While the charges they lay may appear reasonable, police are unlikely to have the necessary experience dealing with or anticipating legal or factual defences. They may be called as witnesses, but they do not have the responsibility of proving the case at trial and may not understand all the challenges that entails. This is not an indictment on police, who strive to maintain law and order. However, Crowns can anticipate defences and Charter arguments and have more insight into whether a case has a chance of success.
There’s more flexibility with pre-screening. More resolutions that can come from this.

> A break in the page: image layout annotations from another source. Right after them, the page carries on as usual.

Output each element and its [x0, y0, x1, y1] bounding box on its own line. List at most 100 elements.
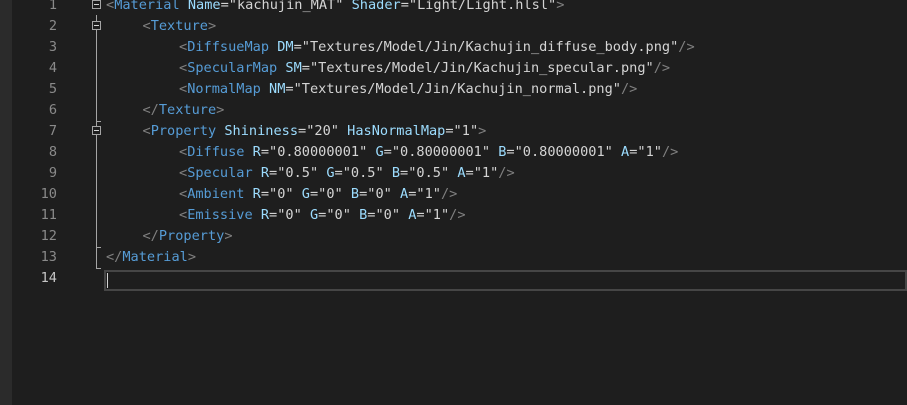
code-text[interactable]: <Texture>	[143, 16, 217, 37]
code-text[interactable]: <SpecularMap SM="Textures/Model/Jin/Kach…	[179, 58, 670, 79]
attr-quote: ="	[285, 81, 302, 97]
attr-quote: "	[469, 123, 479, 139]
xml-attribute-value: 1	[481, 165, 491, 181]
code-text[interactable]: </Property>	[143, 226, 233, 247]
xml-attribute-value: 0.80000001	[522, 144, 605, 160]
code-text[interactable]: <DiffsueMap DM="Textures/Model/Jin/Kachu…	[179, 37, 695, 58]
tag-bracket: >	[216, 102, 225, 118]
code-text[interactable]: <Diffuse R="0.80000001" G="0.80000001" B…	[179, 142, 678, 163]
xml-attribute-name: A	[400, 186, 409, 202]
tag-bracket: <	[179, 207, 188, 223]
line-number: 12	[40, 228, 57, 244]
attr-quote: ="	[309, 186, 327, 202]
attr-quote: ="	[220, 0, 237, 13]
code-line[interactable]: 3 <DiffsueMap DM="Textures/Model/Jin/Kach…	[0, 37, 907, 58]
attr-quote: ="	[260, 186, 278, 202]
xml-attribute-value: 0	[375, 186, 384, 202]
xml-attribute-value: 0	[383, 207, 392, 223]
collapse-toggle-icon[interactable]	[92, 0, 101, 9]
code-editor[interactable]: 1 <Material Name="kachujin_MAT" Shader="L…	[0, 0, 907, 405]
xml-attribute-name: NM	[269, 81, 286, 97]
tag-bracket: <	[179, 165, 188, 181]
attr-quote: ="	[506, 144, 523, 160]
tag-bracket: >	[187, 249, 197, 265]
xml-attribute-name: G	[375, 144, 384, 160]
attr-quote: ="	[445, 123, 462, 139]
xml-attribute-name: B	[391, 165, 401, 181]
collapse-toggle-icon[interactable]	[92, 21, 101, 30]
code-line[interactable]: 14	[0, 268, 907, 289]
line-number: 13	[40, 249, 57, 265]
xml-tag-name: Emissive	[187, 207, 253, 223]
tag-bracket: />	[440, 186, 458, 202]
line-number: 8	[48, 144, 57, 160]
attr-quote: ="	[416, 207, 433, 223]
xml-attribute-value: 0	[334, 207, 343, 223]
code-line[interactable]: 10 <Ambient R="0" G="0" B="0" A="1"/>	[0, 184, 907, 205]
line-number: 1	[48, 0, 57, 13]
code-line[interactable]: 12 </Property>	[0, 226, 907, 247]
line-number: 14	[40, 270, 57, 286]
attr-quote: "	[653, 144, 662, 160]
code-line[interactable]: 7 <Property Shininess="20" HasNormalMap="…	[0, 121, 907, 142]
tag-bracket: >	[224, 228, 233, 244]
tag-bracket: </	[142, 102, 159, 118]
attr-quote: "	[481, 144, 491, 160]
xml-tag-name: Texture	[150, 18, 208, 34]
xml-attribute-value: 0.80000001	[277, 144, 360, 160]
code-text[interactable]: <Emissive R="0" G="0" B="0" A="1"/>	[179, 205, 466, 226]
attr-quote: ="	[269, 207, 286, 223]
xml-tag-name: Material	[114, 0, 180, 13]
xml-tag-name: DiffsueMap	[187, 39, 270, 55]
xml-tag-name: Texture	[158, 102, 217, 118]
code-text[interactable]: </Material>	[106, 247, 196, 268]
xml-attribute-value: 0.5	[350, 165, 376, 181]
code-text[interactable]: </Texture>	[143, 100, 225, 121]
xml-tag-name: SpecularMap	[187, 60, 278, 76]
code-line[interactable]: 4 <SpecularMap SM="Textures/Model/Jin/Kac…	[0, 58, 907, 79]
tag-bracket: />	[620, 81, 638, 97]
code-line[interactable]: 8 <Diffuse R="0.80000001" G="0.80000001" …	[0, 142, 907, 163]
attr-quote: "	[440, 165, 450, 181]
xml-tag-name: Ambient	[187, 186, 245, 202]
xml-attribute-name: G	[326, 165, 335, 181]
code-line[interactable]: 1 <Material Name="kachujin_MAT" Shader="L…	[0, 0, 907, 16]
attr-quote: ="	[367, 207, 384, 223]
xml-attribute-name: Shader	[351, 0, 401, 13]
collapse-toggle-icon[interactable]	[92, 126, 101, 135]
attr-quote: ="	[400, 0, 418, 13]
attr-quote: "	[604, 144, 613, 160]
code-text[interactable]: <Property Shininess="20" HasNormalMap="1…	[143, 121, 487, 142]
xml-attribute-value: 1	[461, 123, 470, 139]
code-text[interactable]: <Material Name="kachujin_MAT" Shader="Li…	[106, 0, 564, 16]
code-text[interactable]: <Specular R="0.5" G="0.5" B="0.5" A="1"/…	[179, 163, 515, 184]
xml-tag-name: Property	[150, 123, 217, 139]
xml-attribute-value: Textures/Model/Jin/Kachujin_specular.png	[318, 60, 646, 76]
code-line[interactable]: 9 <Specular R="0.5" G="0.5" B="0.5" A="1"…	[0, 163, 907, 184]
attr-quote: ="	[269, 165, 286, 181]
code-line[interactable]: 2 <Texture>	[0, 16, 907, 37]
code-text[interactable]: <NormalMap NM="Textures/Model/Jin/Kachuj…	[179, 79, 637, 100]
code-line[interactable]: 13 </Material>	[0, 247, 907, 268]
code-line[interactable]: 11 <Emissive R="0" G="0" B="0" A="1"/>	[0, 205, 907, 226]
xml-attribute-value: 0.5	[285, 165, 310, 181]
line-number: 10	[40, 186, 57, 202]
line-number: 6	[48, 102, 57, 118]
code-line[interactable]: 5 <NormalMap NM="Textures/Model/Jin/Kachu…	[0, 79, 907, 100]
xml-attribute-value: 0	[285, 207, 294, 223]
line-number: 4	[48, 60, 57, 76]
xml-attribute-name: R	[260, 207, 270, 223]
xml-attribute-value: 0	[326, 186, 335, 202]
attr-quote: "	[440, 207, 450, 223]
code-text[interactable]: <Ambient R="0" G="0" B="0" A="1"/>	[179, 184, 457, 205]
xml-tag-name: NormalMap	[187, 81, 261, 97]
code-line[interactable]: 6 </Texture>	[0, 100, 907, 121]
attr-quote: ="	[629, 144, 646, 160]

It can create the possibility of a pre-charge diversion program. For example, a prosecutor could look at charges in a property crime involving a young offender who has no criminal record. Instead of sending it to trial, the Crown could suggest the youth pay restitution and agree to conditions. Justice would still be served while saving valuable court time and resources for more important cases.
This system serves the public well. There will be less frivolous cases, less backlog. We’re going to have more meritorious cases in the system. And anytime anyone can be saved the stress of not having a criminal charge is certainly a good thing.